By following the Open SDG tutorials, which are, much like the platform itself, readily available and free to use, I was successful in creating my own platform. I found that the guidance transformed creating a platform from an intimidating ask into an achievable afternoon activity.
Introducing the Open SDG tutorials
The Open SDG tutorials walk you through the creation, customisation and continuation of your platform without the need for any prior knowledge.
When I first sat down to create my platform, I was nervous that I wouldn’t understand the language used in the tutorials. I quickly realised that all technical terminology is explained on a need-to-know basis. This gave me an insight into the creation of my platform without overwhelming me with unnecessary information. The tutorials follow a logical structure making it easy to remain focused. Additionally, the availability of both written and narrated video guidance caters for a broad audience, including visual learners like myself.
Before I delve into the details of creating my own Open SDG platform, it is important to note that I do not consider myself to be technically minded. Last week my housemate Paul (a fellow Zoomer and self-appointed ‘tech wizard’) had to settle yet another heated argument between myself and Alexa. ‘She really doesn’t like me’ I complained. ‘She is a robot’ was his exasperated response ‘she doesn’t like anyone’. This about sums up my awkward relationship with technology, it doesn’t like me, and I don’t really like it.
How exactly then, did I create my own Open SDG platform?
Creating my Open SDG platform
To create an Open SDG platform, I needed to create a GitHub account. GitHub is a repository hosting service, or as I explained to an ever-bemused Paul that evening, ‘where my platform lives’. This was no different to creating any other online account.
The first step (after logging in to GitHub) was to create a ‘site repository’ and a ‘data repository’. I imagined these as the archives of a library, a space for the relevant datasets to be managed and stored before being reported on the platform, and a place for any changes made to those data sets to be recorded. Following along with the video tutorial and the links included in the written guidance, I used pre-existing templates to create both repositories. The use of templates within the Open SDG tutorials helped to reduce the amount of time needed to create my platform.
GitHub then performed its automatic ‘builds’ (reading, processing and actioning the behind-the-scenes code) which took no longer than 5 minutes. Once completed I needed to find my ‘data service’ and my ‘site’. This was as simple as finding, following and bookmarking a link.

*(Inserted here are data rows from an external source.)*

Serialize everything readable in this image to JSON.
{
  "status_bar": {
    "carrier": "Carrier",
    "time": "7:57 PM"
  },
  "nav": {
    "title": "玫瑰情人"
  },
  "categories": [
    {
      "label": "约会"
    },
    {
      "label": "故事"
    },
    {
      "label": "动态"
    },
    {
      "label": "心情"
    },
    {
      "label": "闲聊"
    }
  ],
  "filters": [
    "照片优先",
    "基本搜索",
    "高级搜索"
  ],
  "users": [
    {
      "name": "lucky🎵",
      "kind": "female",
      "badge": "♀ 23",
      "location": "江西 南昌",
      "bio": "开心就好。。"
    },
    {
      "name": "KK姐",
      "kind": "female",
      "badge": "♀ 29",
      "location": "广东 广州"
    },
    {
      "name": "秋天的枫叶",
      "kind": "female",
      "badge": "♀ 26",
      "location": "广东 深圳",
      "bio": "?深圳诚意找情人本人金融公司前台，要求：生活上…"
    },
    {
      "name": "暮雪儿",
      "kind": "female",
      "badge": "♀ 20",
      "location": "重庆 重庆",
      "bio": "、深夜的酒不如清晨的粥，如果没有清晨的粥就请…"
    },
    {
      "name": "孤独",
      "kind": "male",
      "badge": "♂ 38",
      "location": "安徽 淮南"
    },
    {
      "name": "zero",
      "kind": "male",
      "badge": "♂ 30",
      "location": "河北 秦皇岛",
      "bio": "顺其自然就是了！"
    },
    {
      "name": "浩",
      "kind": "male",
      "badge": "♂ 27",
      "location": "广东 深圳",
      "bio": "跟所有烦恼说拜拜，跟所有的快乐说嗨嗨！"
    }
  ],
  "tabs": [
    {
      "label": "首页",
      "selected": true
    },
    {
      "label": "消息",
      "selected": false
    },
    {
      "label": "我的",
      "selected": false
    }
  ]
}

For the last step I needed to connect my site to my data service. Admittedly, I had to read this section of the guidance twice but by following along with the video tutorial I was confident I had done everything correctly.
I took a deep breath, refreshed my screen, and there it was, not in black and white, but in multi-colour, my Open SDG platform.
In total I spent 15 minutes actively creating my platform. The rest of my afternoon was spent reading the guidance, watching the video tutorials and exploring examples of other Open SDG platforms. Reading, following along with, and most importantly, understanding the Open SDG tutorials gave this technophobe an accessible insight into the world of open-source platforms. The simplicity and multi-modality of the guidance took something intimidating and turned it into something achievable, but most importantly it gave me the opportunity to say:
‘Move over Paul, there’s only room for one tech wizard in this house.’